A review by leosmile
Drive Your Plow Over the Bones of the Dead by Olga Tokarczuk

4.5

I took so long to read this, I think I just had such a connection to the story and characters and writing style that I knew the further I went into the book the closer I was to losing it, so I almost avoided reading it altogether. It's a funny thing of like you can't make a book in itself longer, but you can make the experience last longer, spend more time sitting in the ideas of it, there's a comfort in always having this unfolding world to return to. I loved just always having it around with me, it definitely got more beat up than my books normally do (the weather has been a little mad so some water damage was inevitable) but I think the plain blue cover actually suited having that much use, it matched the personality of the story itself. Im not fully sure if my desire to not leave the world is a negative one, like it is an entirely normal feeling but at the same time it genuinely does slow down the speed of my reading a lot, but then is the purpose of reading to learn? Enjoy? Find comfort? Maybe I'm just choosing absolutely incredible books so of course I don't want them to end. Maybe a possible root cause is reading many a long series as a kid and therefore being so used to being entirely immersed in another world for a long period of time?

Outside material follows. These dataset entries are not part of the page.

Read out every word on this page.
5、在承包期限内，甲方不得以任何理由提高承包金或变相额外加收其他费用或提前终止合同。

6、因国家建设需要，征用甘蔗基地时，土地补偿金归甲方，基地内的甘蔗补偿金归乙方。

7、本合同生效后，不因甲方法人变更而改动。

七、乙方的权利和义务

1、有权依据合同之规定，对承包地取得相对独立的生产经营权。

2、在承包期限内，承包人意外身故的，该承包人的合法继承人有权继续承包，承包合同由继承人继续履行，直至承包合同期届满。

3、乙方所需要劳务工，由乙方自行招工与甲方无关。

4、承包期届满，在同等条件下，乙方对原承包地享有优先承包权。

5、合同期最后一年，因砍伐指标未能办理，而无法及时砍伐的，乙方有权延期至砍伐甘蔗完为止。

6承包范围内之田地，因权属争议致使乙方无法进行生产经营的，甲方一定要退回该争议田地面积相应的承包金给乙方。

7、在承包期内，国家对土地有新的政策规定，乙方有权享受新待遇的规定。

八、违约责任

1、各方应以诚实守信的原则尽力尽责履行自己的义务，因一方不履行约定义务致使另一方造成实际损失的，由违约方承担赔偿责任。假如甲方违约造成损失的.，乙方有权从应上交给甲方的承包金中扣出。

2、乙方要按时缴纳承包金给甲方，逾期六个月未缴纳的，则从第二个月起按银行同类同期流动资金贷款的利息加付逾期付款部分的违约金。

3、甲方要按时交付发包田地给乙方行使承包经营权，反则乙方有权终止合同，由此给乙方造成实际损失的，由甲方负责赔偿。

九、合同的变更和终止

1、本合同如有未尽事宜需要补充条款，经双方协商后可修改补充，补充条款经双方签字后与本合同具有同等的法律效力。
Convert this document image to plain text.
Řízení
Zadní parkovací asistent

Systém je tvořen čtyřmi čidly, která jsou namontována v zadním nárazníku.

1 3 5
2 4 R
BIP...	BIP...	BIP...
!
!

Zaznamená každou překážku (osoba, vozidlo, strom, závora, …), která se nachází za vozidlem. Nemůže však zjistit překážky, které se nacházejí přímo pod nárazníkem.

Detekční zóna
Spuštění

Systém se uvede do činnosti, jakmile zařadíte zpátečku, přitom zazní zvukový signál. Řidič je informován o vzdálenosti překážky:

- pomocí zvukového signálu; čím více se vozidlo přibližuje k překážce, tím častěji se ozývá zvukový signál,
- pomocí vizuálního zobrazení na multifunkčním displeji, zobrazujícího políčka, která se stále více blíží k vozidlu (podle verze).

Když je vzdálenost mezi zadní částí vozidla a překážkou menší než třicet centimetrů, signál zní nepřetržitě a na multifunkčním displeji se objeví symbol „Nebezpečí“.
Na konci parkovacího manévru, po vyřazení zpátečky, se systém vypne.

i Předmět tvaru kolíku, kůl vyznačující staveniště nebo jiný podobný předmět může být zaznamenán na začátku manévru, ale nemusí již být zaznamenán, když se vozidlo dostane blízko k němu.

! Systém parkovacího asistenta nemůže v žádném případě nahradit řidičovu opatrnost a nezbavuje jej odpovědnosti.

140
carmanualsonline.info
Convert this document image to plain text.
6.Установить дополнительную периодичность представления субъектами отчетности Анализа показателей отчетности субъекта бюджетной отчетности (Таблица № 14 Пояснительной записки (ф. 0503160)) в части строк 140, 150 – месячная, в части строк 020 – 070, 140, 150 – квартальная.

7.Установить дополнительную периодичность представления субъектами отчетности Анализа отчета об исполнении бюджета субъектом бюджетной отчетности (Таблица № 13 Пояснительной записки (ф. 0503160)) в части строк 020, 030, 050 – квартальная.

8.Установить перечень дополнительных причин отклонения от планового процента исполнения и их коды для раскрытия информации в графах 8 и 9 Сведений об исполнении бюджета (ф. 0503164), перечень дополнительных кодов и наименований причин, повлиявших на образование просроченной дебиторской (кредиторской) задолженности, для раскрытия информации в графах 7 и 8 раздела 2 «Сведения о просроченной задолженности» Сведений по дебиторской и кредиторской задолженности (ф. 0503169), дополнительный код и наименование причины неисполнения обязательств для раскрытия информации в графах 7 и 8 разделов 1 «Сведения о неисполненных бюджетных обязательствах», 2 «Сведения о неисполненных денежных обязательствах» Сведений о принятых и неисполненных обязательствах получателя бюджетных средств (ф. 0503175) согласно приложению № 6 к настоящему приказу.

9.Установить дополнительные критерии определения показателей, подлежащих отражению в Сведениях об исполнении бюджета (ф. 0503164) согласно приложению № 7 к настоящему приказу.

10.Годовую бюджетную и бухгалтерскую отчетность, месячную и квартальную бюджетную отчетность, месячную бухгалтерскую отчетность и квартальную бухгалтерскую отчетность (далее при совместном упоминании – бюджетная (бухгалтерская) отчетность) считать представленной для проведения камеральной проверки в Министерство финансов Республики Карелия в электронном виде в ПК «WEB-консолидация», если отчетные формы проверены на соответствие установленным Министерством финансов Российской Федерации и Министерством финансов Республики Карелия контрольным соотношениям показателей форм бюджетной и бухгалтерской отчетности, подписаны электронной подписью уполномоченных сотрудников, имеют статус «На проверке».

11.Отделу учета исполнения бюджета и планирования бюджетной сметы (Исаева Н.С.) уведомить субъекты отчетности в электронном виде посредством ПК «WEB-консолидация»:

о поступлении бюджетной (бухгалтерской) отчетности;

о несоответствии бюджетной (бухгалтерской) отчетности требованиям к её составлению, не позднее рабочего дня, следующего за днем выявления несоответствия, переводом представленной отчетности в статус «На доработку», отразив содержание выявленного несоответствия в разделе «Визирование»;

This intro is so long because I don't really think I have a huge amount to say about the story itself. It doesn't feel quite like the kind of book that I can offer some super cool alternative take to that then makes this review more worthwhile than a blurb. I do think that this just isn't a crime novel, or a thriller, events do occur in this that would be typical of those genres but they way in which the events are treated is so entirely different that it doesn't matter. Maybe the ending could count but I think the ending itself was the weakest part of the book, it felt like it was trying far too hard to tie up loose ends and ended up losing the magic that the story had held up until that point.

I did really like that the main character was simply a old woman living truly alone in winter. The descriptions of astrology were really interesting and while not convincing me at all, I found them very pretty and I'm Maybe a little softer towards it as an idea now. The way she saw the world was really interesting, it was consistent but it isn't a worldview I feel I could easily put into words. Which I think means that the author did a really good job of creating a worldview so real that it is both consistent and difficult to reduce to describeable terms.

Her idealisation of the czech republic was really interesting but I don't know enough about eastern european politics to offer any level of a take. The way that nature was described was really great, the emphasis on the harsh beauty of winter in particular. I really did just love getting to hear this woman's life, her ailments, her walks along the boundary, the smallness and largeness of her life. It was a really moving read, kind of in the same way that you realise at some point that your parents are real people this feels like that but for much older people who you see pottering about and you let slip under your radar.